The value of drama series imported into Europe has fallen by US$1 billion in recent years, according to research published today.
The cumulative value of scripted series bought by Europe’s free-to-air broadcasters fell 16% in the 2008 – 2012 period, a study from ETS, Madigan Cluff and Digital TV Research says.
The total dipped below US$6 billion in 2009 and declined again in 2009 before leveling off in 2011 when overall programme import revenue was US$5.8 billion. However, there was a US$378 million year-on-year decline last year with the 2012 total US$5.4 billion.

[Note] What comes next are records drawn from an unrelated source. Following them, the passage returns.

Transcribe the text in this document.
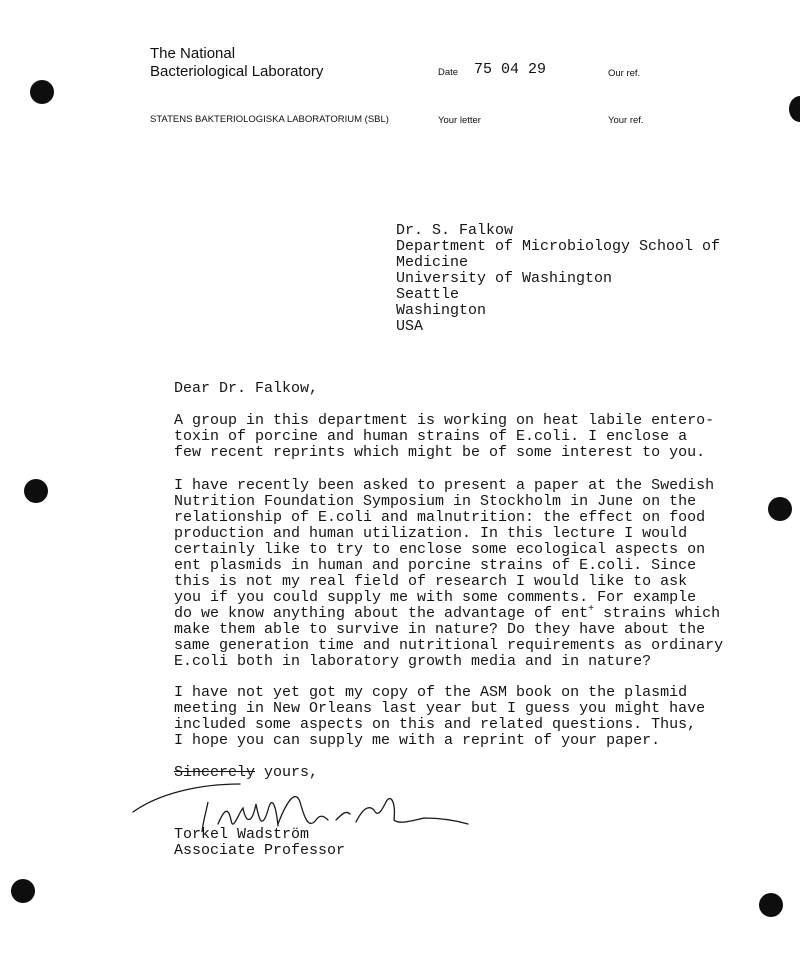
The National
Bacteriological Laboratory
STATENS BAKTERIOLOGISKA LABORATORIUM (SBL)
Date 75 04 29	Our ref.
Your letter	Your ref.
Dr. S. Falkow
Department of Microbiology School of
Medicine
University of Washington
Seattle
Washington
USA
Dear Dr. Falkow,
A group in this department is working on heat labile entero-
toxin of porcine and human strains of E.coli. I enclose a
few recent reprints which might be of some interest to you.
I have recently been asked to present a paper at the Swedish
Nutrition Foundation Symposium in Stockholm in June on the
relationship of E.coli and malnutrition: the effect on food
production and human utilization. In this lecture I would
certainly like to try to enclose some ecological aspects on
ent plasmids in human and porcine strains of E.coli. Since
this is not my real field of research I would like to ask
you if you could supply me with some comments. For example
do we know anything about the advantage of ent+ strains which
make them able to survive in nature? Do they have about the
same generation time and nutritional requirements as ordinary
E.coli both in laboratory growth media and in nature?
I have not yet got my copy of the ASM book on the plasmid
meeting in New Orleans last year but I guess you might have
included some aspects on this and related questions. Thus,
I hope you can supply me with a reprint of your paper.
Sincerely yours,
Torkel Wadström
Associate Professor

Report author Michael Cluff said the sharp decline last year can be attributed to cost cutting as the TV advertising market suffered and by channels moving drama imports to their secondary services.
“Two-thirds of the fall can be explained by lower income generated by advertising and state grants/license fees,” Cluff said. “The reminder of the drop seems to come from a combination of cash strapped channels cutting the easiest external costs and the longer term gradual movement of hours out of the high share channels and into secondary channels.”
There is a smaller change in the number of hours of imported drama series on air in Europe, with the 2008-2012 total down just 2%, underlining the fact these shows are commanding smaller license fees as they get shifted to smaller, digital channels.
Last year Italy was the top country by value created from imported drama series in 2012, closely followed by Germany. France was third and the top three generated 55% of all imported drama revenue.
The Imported Drama Series in Europe study measured 119 channels across 21 territories and analysed 1,600 series. The value is calculated from advertising revenues received when screening these programs or a proportion of funding to public broadcasters.